日銀にとっては、円安進行によって利上げをしやすい環境になるかもしれず、そうなると市場の期待が高まることが予想されます。


 警戒したいのは、日本政府が円安の対応に悠長に構えていると、トランプ大統領が円安を背景として関税引き上げを突然通知してくるかもしれないことです。避けたい事態です。


ドル/円は150円を割れるか

 米国の政局も米上院が14日から休会明けになることから、混乱が続くことが予想されます。人質解放で自分の成果に酔いしれていたトランプ大統領は、帰国後は政府機関の一部閉鎖問題が待っている状況です。

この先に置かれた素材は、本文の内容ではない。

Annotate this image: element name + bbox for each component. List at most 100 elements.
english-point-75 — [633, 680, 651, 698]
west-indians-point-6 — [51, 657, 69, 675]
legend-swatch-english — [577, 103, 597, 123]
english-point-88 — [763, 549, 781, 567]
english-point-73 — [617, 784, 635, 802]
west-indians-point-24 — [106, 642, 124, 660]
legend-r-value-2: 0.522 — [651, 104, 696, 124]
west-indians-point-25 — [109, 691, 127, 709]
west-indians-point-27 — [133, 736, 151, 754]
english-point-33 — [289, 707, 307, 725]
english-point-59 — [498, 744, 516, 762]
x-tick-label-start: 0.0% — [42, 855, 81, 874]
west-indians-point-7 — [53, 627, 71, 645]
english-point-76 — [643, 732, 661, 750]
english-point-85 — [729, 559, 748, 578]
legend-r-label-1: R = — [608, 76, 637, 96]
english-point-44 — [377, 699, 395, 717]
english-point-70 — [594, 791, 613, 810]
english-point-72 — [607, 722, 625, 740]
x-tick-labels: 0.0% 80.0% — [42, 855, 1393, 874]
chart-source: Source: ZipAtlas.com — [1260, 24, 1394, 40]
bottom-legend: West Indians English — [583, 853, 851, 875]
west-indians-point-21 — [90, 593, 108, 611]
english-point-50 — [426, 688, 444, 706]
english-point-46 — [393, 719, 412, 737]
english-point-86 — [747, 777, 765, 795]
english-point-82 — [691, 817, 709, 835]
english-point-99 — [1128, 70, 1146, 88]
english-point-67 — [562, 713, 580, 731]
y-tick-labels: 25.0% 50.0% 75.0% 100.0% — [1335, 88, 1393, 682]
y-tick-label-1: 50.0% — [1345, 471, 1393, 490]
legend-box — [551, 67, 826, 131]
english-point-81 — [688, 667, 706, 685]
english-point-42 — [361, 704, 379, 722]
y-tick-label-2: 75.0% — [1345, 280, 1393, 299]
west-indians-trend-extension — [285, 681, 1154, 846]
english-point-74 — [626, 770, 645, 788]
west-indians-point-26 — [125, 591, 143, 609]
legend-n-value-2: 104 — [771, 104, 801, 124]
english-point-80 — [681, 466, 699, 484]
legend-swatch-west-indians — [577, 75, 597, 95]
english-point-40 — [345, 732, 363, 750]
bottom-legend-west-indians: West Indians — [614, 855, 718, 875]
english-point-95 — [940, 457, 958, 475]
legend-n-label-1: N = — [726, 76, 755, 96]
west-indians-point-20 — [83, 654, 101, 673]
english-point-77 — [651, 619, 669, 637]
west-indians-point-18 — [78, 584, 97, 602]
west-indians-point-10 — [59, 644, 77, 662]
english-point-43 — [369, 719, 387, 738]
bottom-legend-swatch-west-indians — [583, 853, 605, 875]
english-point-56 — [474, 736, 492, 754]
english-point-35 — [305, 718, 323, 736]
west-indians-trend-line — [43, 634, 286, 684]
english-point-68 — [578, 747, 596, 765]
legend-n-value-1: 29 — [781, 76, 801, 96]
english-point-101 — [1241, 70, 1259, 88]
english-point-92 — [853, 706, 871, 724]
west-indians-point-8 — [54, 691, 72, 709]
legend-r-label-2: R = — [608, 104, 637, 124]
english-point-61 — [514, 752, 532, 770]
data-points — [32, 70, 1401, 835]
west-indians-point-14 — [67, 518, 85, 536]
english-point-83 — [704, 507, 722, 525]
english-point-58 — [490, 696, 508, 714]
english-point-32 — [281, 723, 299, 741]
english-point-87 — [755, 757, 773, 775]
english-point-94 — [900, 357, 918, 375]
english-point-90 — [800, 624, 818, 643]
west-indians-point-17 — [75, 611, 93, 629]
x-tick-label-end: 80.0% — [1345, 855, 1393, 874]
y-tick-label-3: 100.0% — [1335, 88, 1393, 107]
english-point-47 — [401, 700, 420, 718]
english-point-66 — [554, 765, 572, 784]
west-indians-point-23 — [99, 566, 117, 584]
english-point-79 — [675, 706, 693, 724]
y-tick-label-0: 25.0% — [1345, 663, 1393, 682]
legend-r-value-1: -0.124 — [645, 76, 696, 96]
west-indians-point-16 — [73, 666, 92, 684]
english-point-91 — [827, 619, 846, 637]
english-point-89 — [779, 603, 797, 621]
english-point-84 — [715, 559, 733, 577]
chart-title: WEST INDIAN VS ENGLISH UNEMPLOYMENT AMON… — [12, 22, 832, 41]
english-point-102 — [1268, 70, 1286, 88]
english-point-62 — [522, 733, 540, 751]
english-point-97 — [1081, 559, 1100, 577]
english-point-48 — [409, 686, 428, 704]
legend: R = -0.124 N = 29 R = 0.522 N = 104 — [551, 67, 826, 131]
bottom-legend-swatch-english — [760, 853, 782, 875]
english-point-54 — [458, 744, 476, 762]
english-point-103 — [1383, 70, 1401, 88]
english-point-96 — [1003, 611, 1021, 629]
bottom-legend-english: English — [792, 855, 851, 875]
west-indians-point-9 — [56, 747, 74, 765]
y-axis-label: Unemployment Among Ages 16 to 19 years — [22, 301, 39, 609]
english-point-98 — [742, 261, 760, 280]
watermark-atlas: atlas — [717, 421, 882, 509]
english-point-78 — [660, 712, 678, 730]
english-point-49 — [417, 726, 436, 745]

 閉鎖が長引けば長引くほど、米国の国内総生産(GDP)成長率を低下させ、政府職員の大量解雇も伴えば、米景気足踏み、利下げが市場の焦点になることが予想されます。ドルの上値も重たい地合いが続くことが予想されます。


 ドル売り、円売りの地合いのような相場となっていますが、ドル/円は高市総裁選出前の147円台半ばから153円台半ばまで6円程度円安に動きましたが、まだ2円ほどしか円高に戻していません。


 誰が首相になってもばらまき政策による財政拡大懸念から円安を期待しているのか、あるいは政局混迷を嫌気して円安になっているのかどうか分かりませんが、日本の政局要因による円高のブレーキも、米政府機関の一部閉鎖長期化による景気下押し懸念と利下げ観測の高まり、米中貿易摩擦の激化懸念の材料によってドル売り地合いの方が強まりそうです。


 まずはドル/円が150円を割れるかどうかに注目したいと思います。